Stakeholders now want Covid vaccines included in immunisation
Kenyan government has been urged to intergrate the Covid-19 vaccine into the routine immunisation to improve its uptake.
Dr Patrick Oyaro, Chief of Party- USAID Stawisha Pwani says that incorporation of this vaccine into routine immunisation will increase uptake thus reduce missed opportunities.
“Now that the World Health Organisation (WHO) has declared Covid-19 to be no longer a global health emergency, funds for supporting Covid-19 activities will dwindle, yet the disease is still a health issue. This is why we need to integrate its vaccination into routine immunisation,” he says.
According to him, integrating this vaccination into national immunization services or primary health care, will improve the programme’s efficiency and sustainability, enhance demand and improve user satisfaction, achieve and maintain satisfactory coverage, and also addressing inequities.
Apart from that, integration will also help because all the services will be given from a central place unlike now where Covid vaccines majorly relys on outreaches to offer these service. Reliance on mass vaccination campaigns as a main delivery approach to reach targeted populations quickly and widely has resulted to health workers and resources being diverted from providing essential health services, including immunisation to Covid-19 vaccination efforts.
“Currently despite the announcement, Kenyans are still taking up the Covid-19 vaccination and we are still implementing a door-to-door vaccination. However, we anticipate that the announcement will have a ripple effect,” he says.
According to him, Kenya still needs to vaccinates its citizens against the virus because we are yet to acquire herd immunity (hitting the targets required) and also because the virus is an evolving disease. “Covis-19 funding is likely to end by September this year and that means that the current delivery systems of mass campaigns and outreaches will not be sustainable. Service delivery and performance will improve with integration and inequities reduced; including by reaching missed communities and other high-risk and vulnerable groups in urban, rural and conflict areas,” he adds.

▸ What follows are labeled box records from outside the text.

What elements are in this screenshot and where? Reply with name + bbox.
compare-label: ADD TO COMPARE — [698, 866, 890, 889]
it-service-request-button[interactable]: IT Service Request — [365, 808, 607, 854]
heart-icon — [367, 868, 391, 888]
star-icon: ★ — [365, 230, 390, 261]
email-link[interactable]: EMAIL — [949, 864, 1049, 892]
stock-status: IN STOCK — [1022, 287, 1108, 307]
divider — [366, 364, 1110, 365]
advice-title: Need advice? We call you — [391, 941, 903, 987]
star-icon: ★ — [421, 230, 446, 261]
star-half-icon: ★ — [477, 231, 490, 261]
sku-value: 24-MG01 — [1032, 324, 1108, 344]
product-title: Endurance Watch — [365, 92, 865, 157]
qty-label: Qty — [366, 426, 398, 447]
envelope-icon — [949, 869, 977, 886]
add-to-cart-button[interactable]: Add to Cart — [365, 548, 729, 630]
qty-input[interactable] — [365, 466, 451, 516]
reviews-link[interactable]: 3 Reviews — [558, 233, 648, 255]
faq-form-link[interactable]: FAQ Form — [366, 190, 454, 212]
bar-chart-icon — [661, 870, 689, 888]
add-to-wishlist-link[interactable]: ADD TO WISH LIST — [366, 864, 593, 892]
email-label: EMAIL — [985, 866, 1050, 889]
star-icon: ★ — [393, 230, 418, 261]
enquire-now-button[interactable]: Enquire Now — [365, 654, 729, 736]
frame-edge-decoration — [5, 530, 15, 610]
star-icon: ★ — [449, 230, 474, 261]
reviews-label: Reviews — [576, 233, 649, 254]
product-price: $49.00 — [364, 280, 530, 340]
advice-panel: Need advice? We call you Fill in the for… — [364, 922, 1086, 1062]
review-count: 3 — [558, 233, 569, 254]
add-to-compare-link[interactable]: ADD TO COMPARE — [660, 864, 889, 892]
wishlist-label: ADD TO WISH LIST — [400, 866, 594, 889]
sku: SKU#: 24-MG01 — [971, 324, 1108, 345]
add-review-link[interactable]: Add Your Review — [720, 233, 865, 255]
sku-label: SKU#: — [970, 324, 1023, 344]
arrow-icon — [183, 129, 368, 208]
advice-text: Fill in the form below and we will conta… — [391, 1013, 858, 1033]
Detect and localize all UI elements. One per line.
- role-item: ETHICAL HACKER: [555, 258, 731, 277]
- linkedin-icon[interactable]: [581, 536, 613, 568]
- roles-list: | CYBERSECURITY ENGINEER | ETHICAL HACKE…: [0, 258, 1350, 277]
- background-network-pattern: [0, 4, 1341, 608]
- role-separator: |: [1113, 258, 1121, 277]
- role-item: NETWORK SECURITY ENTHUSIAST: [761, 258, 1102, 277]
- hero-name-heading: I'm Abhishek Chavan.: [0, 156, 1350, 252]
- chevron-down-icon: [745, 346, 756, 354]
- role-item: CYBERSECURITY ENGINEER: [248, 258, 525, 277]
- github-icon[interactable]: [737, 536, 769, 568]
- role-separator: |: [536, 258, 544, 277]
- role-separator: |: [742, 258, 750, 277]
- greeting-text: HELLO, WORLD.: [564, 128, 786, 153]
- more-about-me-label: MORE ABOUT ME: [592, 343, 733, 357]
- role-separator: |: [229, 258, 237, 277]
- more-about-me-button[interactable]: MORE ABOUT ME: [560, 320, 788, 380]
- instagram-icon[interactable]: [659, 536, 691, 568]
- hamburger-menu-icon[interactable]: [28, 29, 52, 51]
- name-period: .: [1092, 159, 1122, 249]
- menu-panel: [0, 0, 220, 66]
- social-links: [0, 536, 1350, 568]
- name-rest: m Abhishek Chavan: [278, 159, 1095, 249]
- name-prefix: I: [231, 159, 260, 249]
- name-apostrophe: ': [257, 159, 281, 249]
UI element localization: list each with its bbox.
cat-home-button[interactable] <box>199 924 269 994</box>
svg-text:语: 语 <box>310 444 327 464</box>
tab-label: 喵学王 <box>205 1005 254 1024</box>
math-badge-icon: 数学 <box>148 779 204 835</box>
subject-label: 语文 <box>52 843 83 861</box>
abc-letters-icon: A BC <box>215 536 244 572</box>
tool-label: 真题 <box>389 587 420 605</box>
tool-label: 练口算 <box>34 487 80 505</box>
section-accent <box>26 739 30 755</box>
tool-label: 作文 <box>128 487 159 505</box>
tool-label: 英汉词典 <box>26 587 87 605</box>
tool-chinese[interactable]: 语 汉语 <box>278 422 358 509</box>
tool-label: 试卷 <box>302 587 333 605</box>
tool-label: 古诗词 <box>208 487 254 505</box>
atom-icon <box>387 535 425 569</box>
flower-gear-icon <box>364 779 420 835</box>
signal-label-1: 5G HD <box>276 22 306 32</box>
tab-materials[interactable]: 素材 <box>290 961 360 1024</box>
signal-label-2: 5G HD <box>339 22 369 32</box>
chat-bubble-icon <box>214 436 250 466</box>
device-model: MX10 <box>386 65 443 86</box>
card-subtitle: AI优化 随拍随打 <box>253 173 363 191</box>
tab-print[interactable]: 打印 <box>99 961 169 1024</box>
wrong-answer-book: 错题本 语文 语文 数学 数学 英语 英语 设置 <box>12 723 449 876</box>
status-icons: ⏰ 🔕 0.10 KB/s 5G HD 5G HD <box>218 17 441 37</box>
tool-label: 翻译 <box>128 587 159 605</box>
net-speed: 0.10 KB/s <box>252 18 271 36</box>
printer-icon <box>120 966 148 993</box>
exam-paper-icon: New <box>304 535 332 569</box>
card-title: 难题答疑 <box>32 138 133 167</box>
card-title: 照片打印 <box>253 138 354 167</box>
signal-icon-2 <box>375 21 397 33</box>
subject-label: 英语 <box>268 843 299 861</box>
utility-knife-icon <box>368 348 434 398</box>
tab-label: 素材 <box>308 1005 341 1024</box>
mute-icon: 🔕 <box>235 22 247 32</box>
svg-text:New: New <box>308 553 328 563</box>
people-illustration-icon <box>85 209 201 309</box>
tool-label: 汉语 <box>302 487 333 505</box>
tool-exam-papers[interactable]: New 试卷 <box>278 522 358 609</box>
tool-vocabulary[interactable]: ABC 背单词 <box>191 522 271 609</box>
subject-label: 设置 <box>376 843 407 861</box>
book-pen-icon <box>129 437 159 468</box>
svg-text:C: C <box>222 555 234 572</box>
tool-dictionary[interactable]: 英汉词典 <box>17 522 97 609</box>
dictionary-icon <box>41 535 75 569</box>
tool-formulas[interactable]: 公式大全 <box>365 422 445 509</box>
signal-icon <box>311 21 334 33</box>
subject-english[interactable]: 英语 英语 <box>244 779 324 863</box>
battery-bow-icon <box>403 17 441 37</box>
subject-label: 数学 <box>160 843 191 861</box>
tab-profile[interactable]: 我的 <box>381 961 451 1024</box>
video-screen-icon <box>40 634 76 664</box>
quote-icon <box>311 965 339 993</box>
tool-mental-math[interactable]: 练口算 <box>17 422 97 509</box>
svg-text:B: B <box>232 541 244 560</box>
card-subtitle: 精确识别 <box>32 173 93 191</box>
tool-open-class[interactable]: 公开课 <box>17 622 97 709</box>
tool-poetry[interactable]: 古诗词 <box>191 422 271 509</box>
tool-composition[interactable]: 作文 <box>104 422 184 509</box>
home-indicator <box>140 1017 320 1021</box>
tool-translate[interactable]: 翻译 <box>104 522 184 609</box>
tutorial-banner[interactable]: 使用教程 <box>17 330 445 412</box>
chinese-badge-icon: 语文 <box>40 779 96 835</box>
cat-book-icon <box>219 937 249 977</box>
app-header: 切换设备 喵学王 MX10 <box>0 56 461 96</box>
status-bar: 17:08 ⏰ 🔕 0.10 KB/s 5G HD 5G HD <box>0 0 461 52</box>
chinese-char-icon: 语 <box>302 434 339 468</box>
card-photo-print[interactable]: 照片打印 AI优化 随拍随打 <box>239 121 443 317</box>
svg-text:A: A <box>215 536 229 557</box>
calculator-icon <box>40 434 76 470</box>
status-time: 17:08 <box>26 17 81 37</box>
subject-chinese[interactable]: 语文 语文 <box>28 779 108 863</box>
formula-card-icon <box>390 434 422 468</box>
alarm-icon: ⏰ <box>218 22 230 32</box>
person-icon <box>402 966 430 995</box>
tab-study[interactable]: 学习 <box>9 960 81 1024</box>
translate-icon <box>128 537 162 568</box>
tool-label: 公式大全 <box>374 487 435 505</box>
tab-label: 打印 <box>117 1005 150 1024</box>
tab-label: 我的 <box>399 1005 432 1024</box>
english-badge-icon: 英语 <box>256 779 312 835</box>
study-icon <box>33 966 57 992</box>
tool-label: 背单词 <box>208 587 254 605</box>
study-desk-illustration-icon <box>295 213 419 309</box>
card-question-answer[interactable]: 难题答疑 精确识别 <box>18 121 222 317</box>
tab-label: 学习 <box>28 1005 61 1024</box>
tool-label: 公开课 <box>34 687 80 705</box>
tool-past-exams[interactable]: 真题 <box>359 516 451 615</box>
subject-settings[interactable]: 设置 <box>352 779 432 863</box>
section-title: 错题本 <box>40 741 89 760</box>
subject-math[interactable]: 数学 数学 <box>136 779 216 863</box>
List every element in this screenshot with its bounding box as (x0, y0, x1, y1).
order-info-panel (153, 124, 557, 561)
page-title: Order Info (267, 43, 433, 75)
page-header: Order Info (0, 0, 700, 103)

According to a WHO report on considerations for integrating of the vaccine into immunisation programmes and primary health care for 2022 and beyond, there has been a growing interest to integrate it to both Public Health Care (PHC) and within existing immunisation programme services specifically. Some countries have already taken steps to integrate Covid-19 vaccination into immunisation programmes, PHC, and other relevant health services.
However, integration should not solely be limited to co-delivery at the service level. Integration also refers to merging with other health governance functions, such as planning, programme design, budgeting, and joint coordination under one ministry of the health department; health workforce responsibilities and competencies; integrated outreach, meaningful engagement and building trust with communities. “Many countries are already integrating Covid-19 vaccination into their regular health services and exploring new entry points for vaccination of high-risk groups,” reads part of that report.